Auch Restaurantgäste in Kisdorf sagen, dass sie Verständnis für ein Restaurant hätten, das Vorkasse einführt. "Vorkasse würde ja heißen, das ganze Essen, ich weiß aber noch gar nicht, was ich essen würde. Aber eine ordentliche Reservierungsgebühr, das wäre ok. Man muss natürlich die Möglichkeit haben, innerhalb einer gewissen Frist absagen zu können", sagt Christine Böttcher. Ihr Mann Raimund stimmt zu: "25 bis 30 Euro vorab bei der Reservierung, das würde er befürworten." Auch Restaurantgast Sven Berthold würde Vorkasse nicht abschrecken. "Ich würde das wahrscheinlich begrüßen, weil ich selber genauso in der Situation bin, dass Leute nicht kommen, wir Termine geblockt haben, anderen Kunden vielleicht abgesagt haben. Das sind für mich auch Einnahmen, die verloren gehen. Von daher könnte ich das nachvollziehen, wenn das ein Gastronom so machen würde", sagt der Versicherungsunternehmer.

Gastronomie setzt weiter auf verlässliche Gäste

Der Kisdorfer Gastronom Kay Pellegrini möchte die Situation nun noch einige Wochen beobachten, bevor er eine Entscheidung zum Thema Vorkasse trifft. Er hofft, dass die zuletzt deutlich gestiegene Zahl der No-Shows wieder sinkt und setzt auf verlässliche Gäste. Denn auch davon gibt es schließlich viele. Das betont auch Lutz Frank vom Dehoga. Die meisten Gäste verhielten sich vorbildlich. Von den anderen wünschen sich die Gastronomen laut Frank "eine gewisse Wertschätzung, indem sie absagen, auch wenn es in letzter Minute ist, damit wir weiterhin gut planen können und die Tische wieder gut besetzen können."

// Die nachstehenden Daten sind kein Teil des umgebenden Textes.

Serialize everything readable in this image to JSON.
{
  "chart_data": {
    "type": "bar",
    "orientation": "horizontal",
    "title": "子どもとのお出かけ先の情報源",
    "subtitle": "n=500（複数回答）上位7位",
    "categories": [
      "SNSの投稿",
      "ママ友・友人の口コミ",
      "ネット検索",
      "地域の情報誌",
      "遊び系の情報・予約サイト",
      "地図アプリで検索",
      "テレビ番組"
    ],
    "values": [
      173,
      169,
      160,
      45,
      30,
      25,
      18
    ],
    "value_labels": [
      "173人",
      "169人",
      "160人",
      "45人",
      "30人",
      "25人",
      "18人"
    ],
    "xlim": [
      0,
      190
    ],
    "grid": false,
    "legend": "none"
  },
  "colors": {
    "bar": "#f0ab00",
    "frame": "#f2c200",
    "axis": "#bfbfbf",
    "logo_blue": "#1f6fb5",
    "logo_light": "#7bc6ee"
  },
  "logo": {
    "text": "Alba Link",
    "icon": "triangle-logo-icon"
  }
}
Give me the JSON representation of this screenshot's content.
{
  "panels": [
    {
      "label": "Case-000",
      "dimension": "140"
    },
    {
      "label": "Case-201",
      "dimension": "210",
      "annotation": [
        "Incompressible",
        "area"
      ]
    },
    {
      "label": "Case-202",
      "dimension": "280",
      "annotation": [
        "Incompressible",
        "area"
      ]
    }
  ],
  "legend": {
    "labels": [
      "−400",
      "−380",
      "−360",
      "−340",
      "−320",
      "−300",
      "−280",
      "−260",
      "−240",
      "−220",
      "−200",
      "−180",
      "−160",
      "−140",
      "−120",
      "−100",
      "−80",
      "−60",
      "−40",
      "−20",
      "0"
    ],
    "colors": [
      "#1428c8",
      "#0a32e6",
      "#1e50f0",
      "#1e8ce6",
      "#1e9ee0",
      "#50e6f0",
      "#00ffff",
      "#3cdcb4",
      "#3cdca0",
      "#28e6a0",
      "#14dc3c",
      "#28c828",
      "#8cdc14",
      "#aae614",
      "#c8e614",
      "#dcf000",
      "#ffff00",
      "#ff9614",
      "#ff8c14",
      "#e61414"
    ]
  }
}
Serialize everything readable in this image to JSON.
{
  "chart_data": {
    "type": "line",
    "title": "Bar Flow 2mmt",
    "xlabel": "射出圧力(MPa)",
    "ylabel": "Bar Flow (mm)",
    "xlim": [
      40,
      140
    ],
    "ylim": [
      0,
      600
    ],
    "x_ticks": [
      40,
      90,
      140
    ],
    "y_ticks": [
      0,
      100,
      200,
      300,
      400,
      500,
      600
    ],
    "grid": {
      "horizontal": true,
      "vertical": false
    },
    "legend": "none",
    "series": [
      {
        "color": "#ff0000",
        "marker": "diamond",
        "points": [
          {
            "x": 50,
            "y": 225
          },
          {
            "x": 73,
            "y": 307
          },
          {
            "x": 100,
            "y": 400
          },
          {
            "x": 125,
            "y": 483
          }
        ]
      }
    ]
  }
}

Mann steht in einem Restaurant. © NDR Foto: Daniela Tabarelli
Lutz Frank ist Vizepräsident des Dehoga in Schleswig-Holstein und führt ein Restaurant in Bad Segeberg.
Branche insgesamt unter Druck

Das Problem der No-Shows sei jedoch nicht das Einzige, das die Gastronomiebranche in Schleswig-Holstein vor große Herausforderungen stellt. Laut Frank sind es vor allem gestiegene Preise, die Gastronomen unter Druck setzen. Das gilt etwa für Strom- und Gas-, aber auch Lebensmittelpreise. Hinzu kommen die Löhne. "Die sind in den letzten zwei Jahren bei uns in der Gastronomie ungefähr um 30 Prozent nach oben gegangen. Das müssen wir durch unsere Umsätze auffangen und das ist eine große Herausforderung", so Frank. Für Entlastung könnten laut dem Dehoga-Vizepräsidenten politische Entscheidungen sorgen, etwa zum Bürokratieabbau oder der Senkung der Mehrwertsteuer. Diese war im Zuge der Corona-Hilfen für Speisen auf sieben Prozent gesenkt, im vergangenen Jahr jedoch wieder auf 19 Prozent angehoben worden.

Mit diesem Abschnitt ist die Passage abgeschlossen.